Exploiting solid state drive parallelism for real-time flash storage
OA Version
Citation
Abstract
The increased volume of sensor data generated by emerging applications in areas such as autonomous vehicles requires new technologies for storage and retrieval. NAND flash memory has desirable characteristics for real-time information storage and retrieval, such as non-volatility, shock resistance, low power consumption and fast access time. However, NAND flash memory management suffers high tail latency during storage space reclamation. This is unacceptable in a real-time system, where missed deadlines can have potentially catastrophic consequences. Current methods to ensure timing guarantees in flash storage do not explicitly exploit the internal parallelism in Solid State Drives (SSDs).
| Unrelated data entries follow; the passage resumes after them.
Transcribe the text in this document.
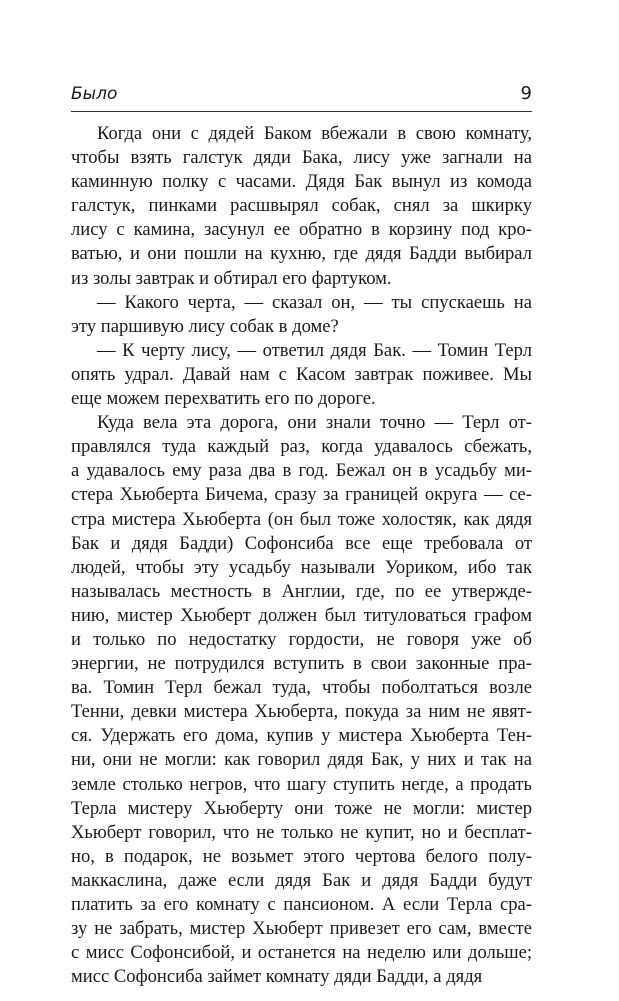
Было	9
Когда они с дядей Баком вбежали в свою комнату,
чтобы взять галстук дяди Бака, лису уже загнали на
каминную полку с часами. Дядя Бак вынул из комода
галстук, пинками расшвырял собак, снял за шкирку
лису с камина, засунул ее обратно в корзину под кро-
ватью, и они пошли на кухню, где дядя Бадди выбирал
из золы завтрак и обтирал его фартуком.
— Какого черта, — сказал он, — ты спускаешь на
эту паршивую лису собак в доме?
— К черту лису, — ответил дядя Бак. — Томин Терл
опять удрал. Давай нам с Касом завтрак поживее. Мы
еще можем перехватить его по дороге.
Куда вела эта дорога, они знали точно — Терл от-
правлялся туда каждый раз, когда удавалось сбежать,
а удавалось ему раза два в год. Бежал он в усадьбу ми-
стера Хьюберта Бичема, сразу за границей округа — се-
стра мистера Хьюберта (он был тоже холостяк, как дядя
Бак и дядя Бадди) Софонсиба все еще требовала от
людей, чтобы эту усадьбу называли Уориком, ибо так
называлась местность в Англии, где, по ее утвержде-
нию, мистер Хьюберт должен был титуловаться графом
и только по недостатку гордости, не говоря уже об
энергии, не потрудился вступить в свои законные пра-
ва. Томин Терл бежал туда, чтобы поболтаться возле
Тенни, девки мистера Хьюберта, покуда за ним не явят-
ся. Удержать его дома, купив у мистера Хьюберта Тен-
ни, они не могли: как говорил дядя Бак, у них и так на
земле столько негров, что шагу ступить негде, а продать
Терла мистеру Хьюберту они тоже не могли: мистер
Хьюберт говорил, что не только не купит, но и бесплат-
но, в подарок, не возьмет этого чертова белого полу-
маккаслина, даже если дядя Бак и дядя Бадди будут
платить за его комнату с пансионом. А если Терла сра-
зу не забрать, мистер Хьюберт привезет его сам, вместе
с мисс Софонсибой, и останется на неделю или дольше;
мисс Софонсиба займет комнату дяди Бадди, а дядя
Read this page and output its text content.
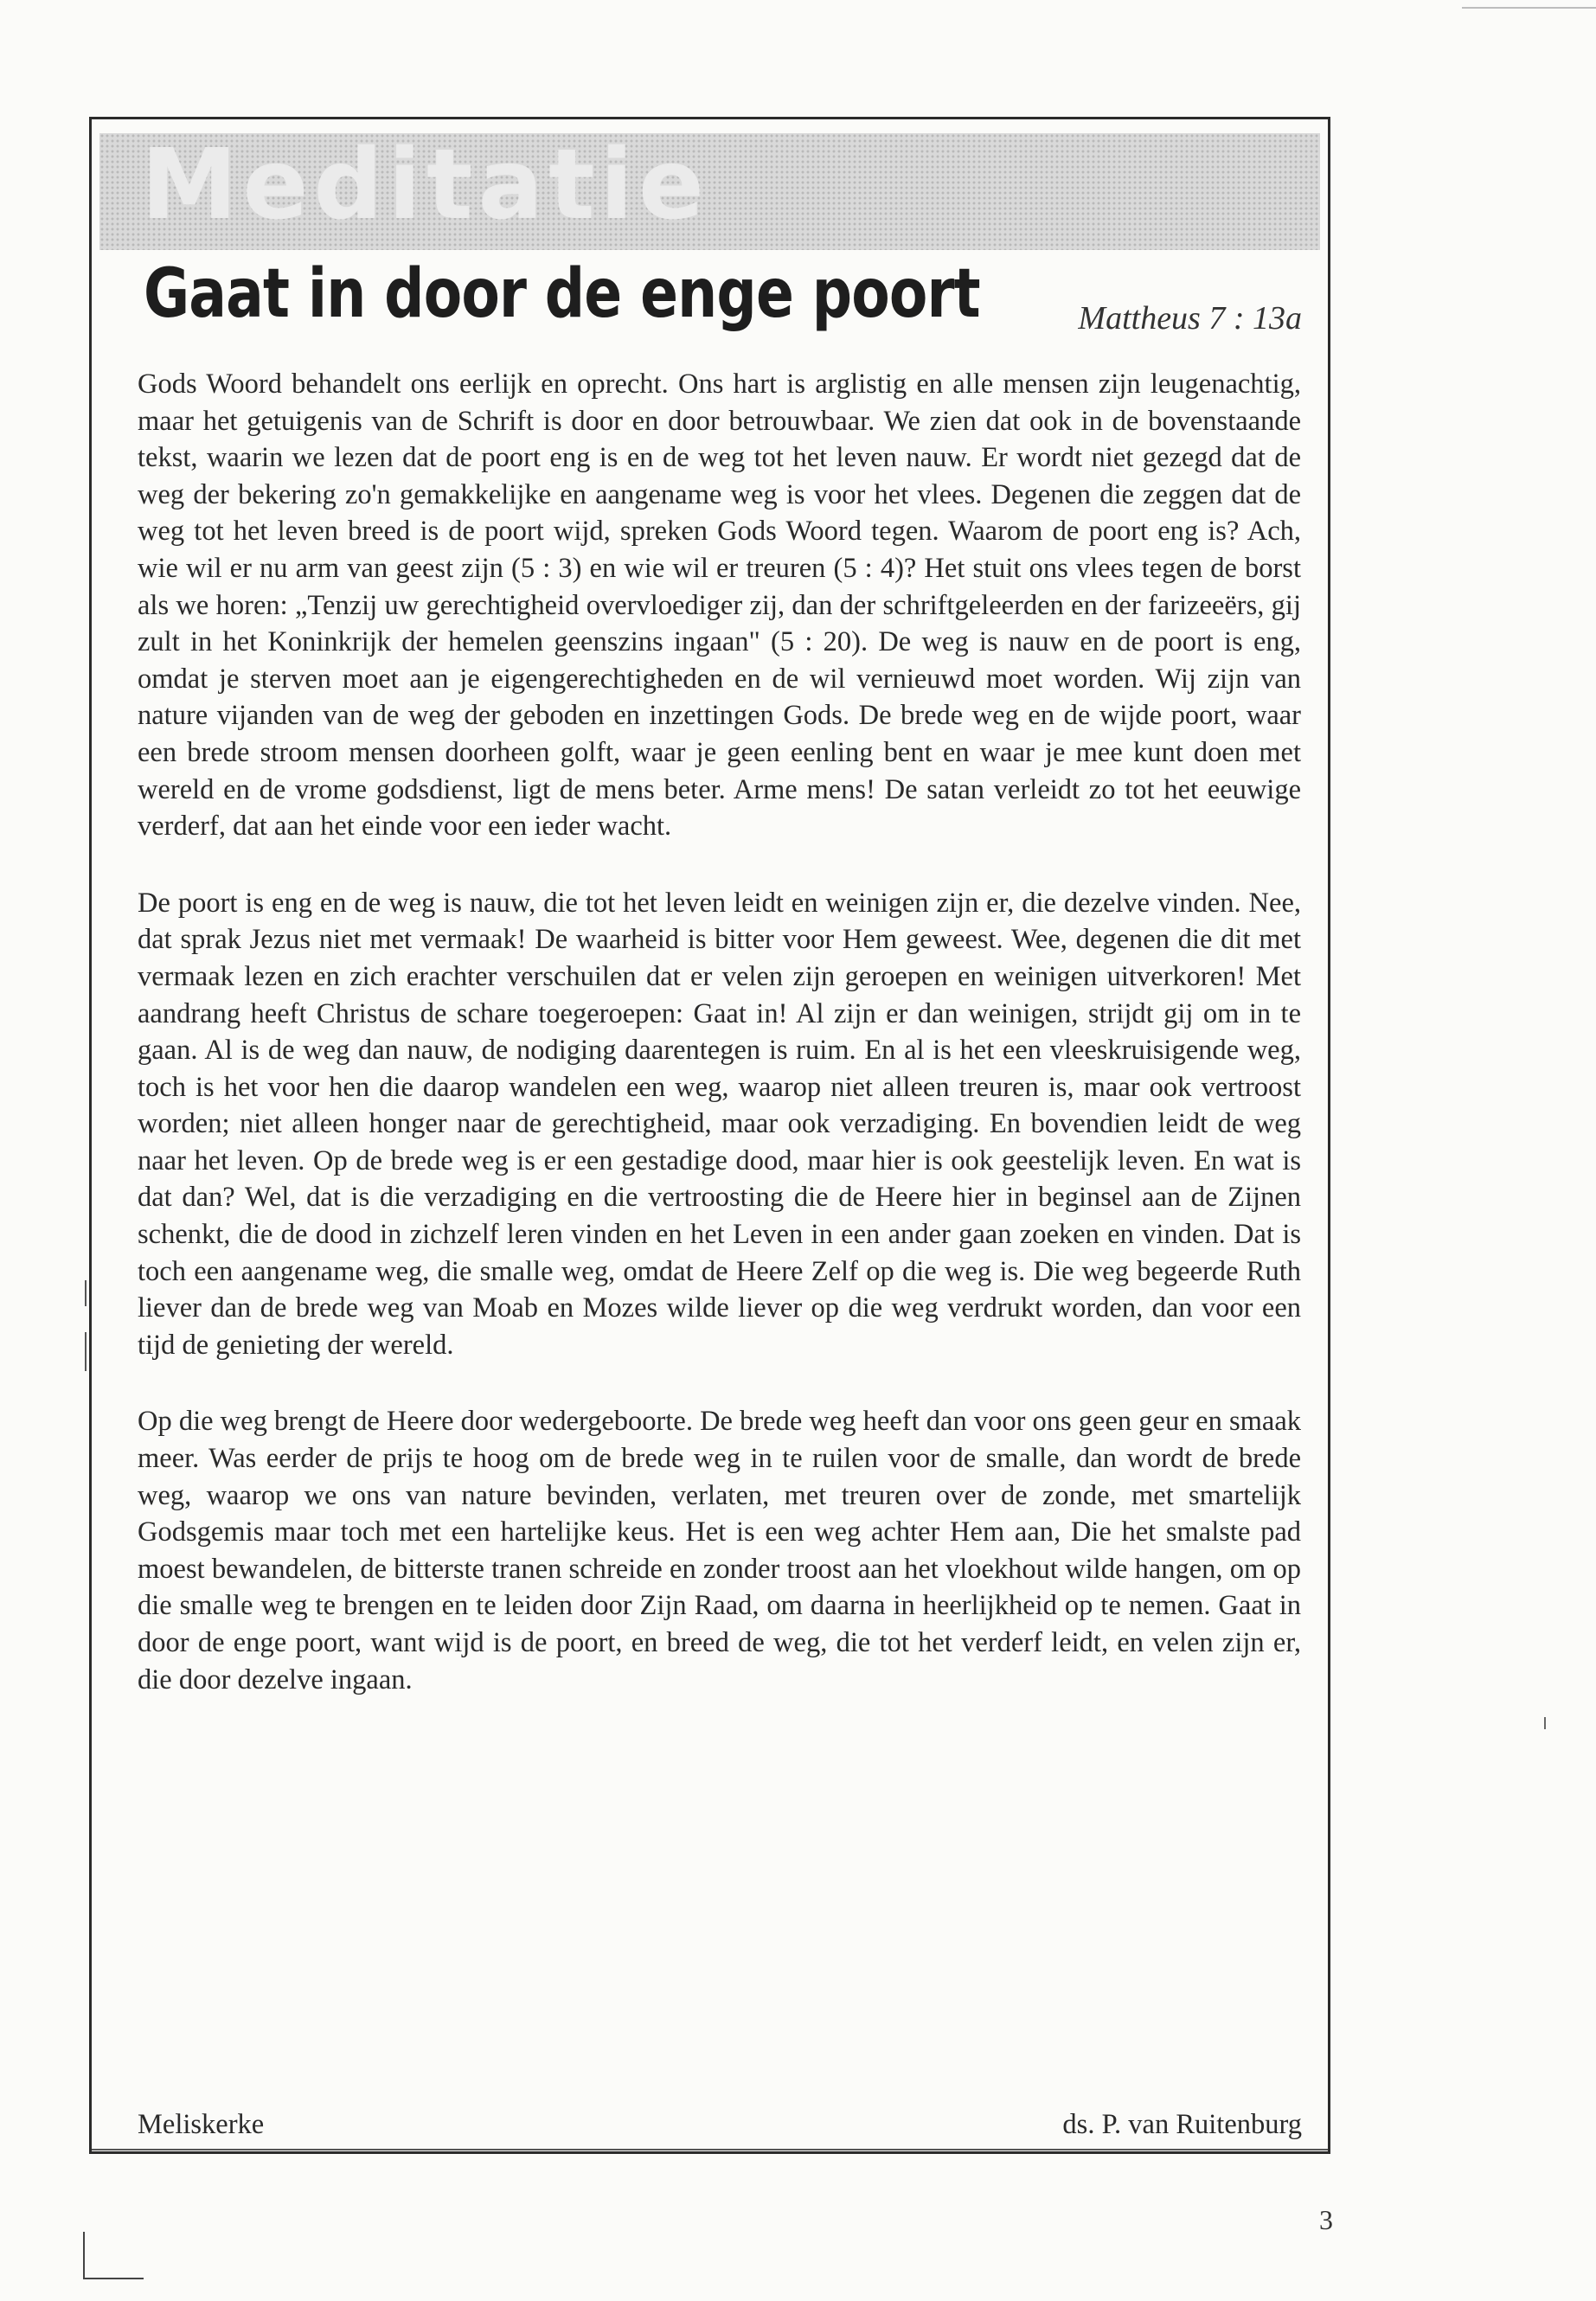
Meditatie
Gaat in door de enge poort	Mattheus 7 : 13a

Gods Woord behandelt ons eerlijk en oprecht. Ons hart is arglistig en alle mensen zijn leugenachtig, maar het getuigenis van de Schrift is door en door betrouwbaar. We zien dat ook in de bovenstaande tekst, waarin we lezen dat de poort eng is en de weg tot het leven nauw. Er wordt niet gezegd dat de weg der bekering zo'n gemakkelijke en aangename weg is voor het vlees. Degenen die zeggen dat de weg tot het leven breed is de poort wijd, spreken Gods Woord tegen. Waarom de poort eng is? Ach, wie wil er nu arm van geest zijn (5 : 3) en wie wil er treuren (5 : 4)? Het stuit ons vlees tegen de borst als we horen: „Tenzij uw gerechtigheid overvloediger zij, dan der schriftgeleerden en der farizeeërs, gij zult in het Koninkrijk der hemelen geenszins ingaan" (5 : 20). De weg is nauw en de poort is eng, omdat je sterven moet aan je eigengerechtigheden en de wil vernieuwd moet worden. Wij zijn van nature vijanden van de weg der geboden en inzettingen Gods. De brede weg en de wijde poort, waar een brede stroom mensen doorheen golft, waar je geen eenling bent en waar je mee kunt doen met wereld en de vrome godsdienst, ligt de mens beter. Arme mens! De satan verleidt zo tot het eeuwige verderf, dat aan het einde voor een ieder wacht.

De poort is eng en de weg is nauw, die tot het leven leidt en weinigen zijn er, die dezelve vinden. Nee, dat sprak Jezus niet met vermaak! De waarheid is bitter voor Hem geweest. Wee, degenen die dit met vermaak lezen en zich erachter verschuilen dat er velen zijn geroepen en weinigen uitverkoren! Met aandrang heeft Christus de schare toegeroepen: Gaat in! Al zijn er dan weinigen, strijdt gij om in te gaan. Al is de weg dan nauw, de nodiging daarentegen is ruim. En al is het een vleeskruisigende weg, toch is het voor hen die daarop wandelen een weg, waarop niet alleen treuren is, maar ook vertroost worden; niet alleen honger naar de gerechtigheid, maar ook verzadiging. En bovendien leidt de weg naar het leven. Op de brede weg is er een gestadige dood, maar hier is ook geestelijk leven. En wat is dat dan? Wel, dat is die verzadiging en die vertroosting die de Heere hier in beginsel aan de Zijnen schenkt, die de dood in zichzelf leren vinden en het Leven in een ander gaan zoeken en vinden. Dat is toch een aangename weg, die smalle weg, omdat de Heere Zelf op die weg is. Die weg begeerde Ruth liever dan de brede weg van Moab en Mozes wilde liever op die weg verdrukt worden, dan voor een tijd de genieting der wereld.

Op die weg brengt de Heere door wedergeboorte. De brede weg heeft dan voor ons geen geur en smaak meer. Was eerder de prijs te hoog om de brede weg in te ruilen voor de smalle, dan wordt de brede weg, waarop we ons van nature bevinden, verlaten, met treuren over de zonde, met smartelijk Godsgemis maar toch met een hartelijke keus. Het is een weg achter Hem aan, Die het smalste pad moest bewandelen, de bitterste tranen schreide en zonder troost aan het vloekhout wilde hangen, om op die smalle weg te brengen en te leiden door Zijn Raad, om daarna in heerlijkheid op te nemen. Gaat in door de enge poort, want wijd is de poort, en breed de weg, die tot het verderf leidt, en velen zijn er, die door dezelve ingaan.

Meliskerke	ds. P. van Ruitenburg
3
Modern SSDs are able to support massive amounts of parallelism, as evidenced by the shift from the Advanced Host Controller Interface (AHCI) to the Non-Volatile Memory Host Controller Interface (NVMe), a multi-queue interface. This thesis focuses on providing predictable, low-latency guarantees for read and write requests in NAND flash memory by exploiting the internal parallelism in SSDs. The first part of the thesis presents a partitioned flash design that dynamically assigns each parallel flash unit to perform either reads or writes. To access data from a flash unit that is busy servicing a write request or performing garbage collection, the device rebuilds the data using encoding. Consequently, reads are never blocked by writes or storage space reclamation. In this design, however, low read latency is achieved at the expense of write throughput. The second part of the thesis explores how to predictably improve performance by minimizing the garbage collection cost in flash storage. The root cause of this extra cost is due to the SSD’s inability to accurately determine data lifetime and group together data that expires before space needs to be reclaimed. This is exacerbated by the narrow block I/O interface, which prevents optimizations from either the device or the application above. By sharing application-specific knowledge of data lifetime with the device, the SSD is able to efficiently lay out data such that garbage collection cost is minimized.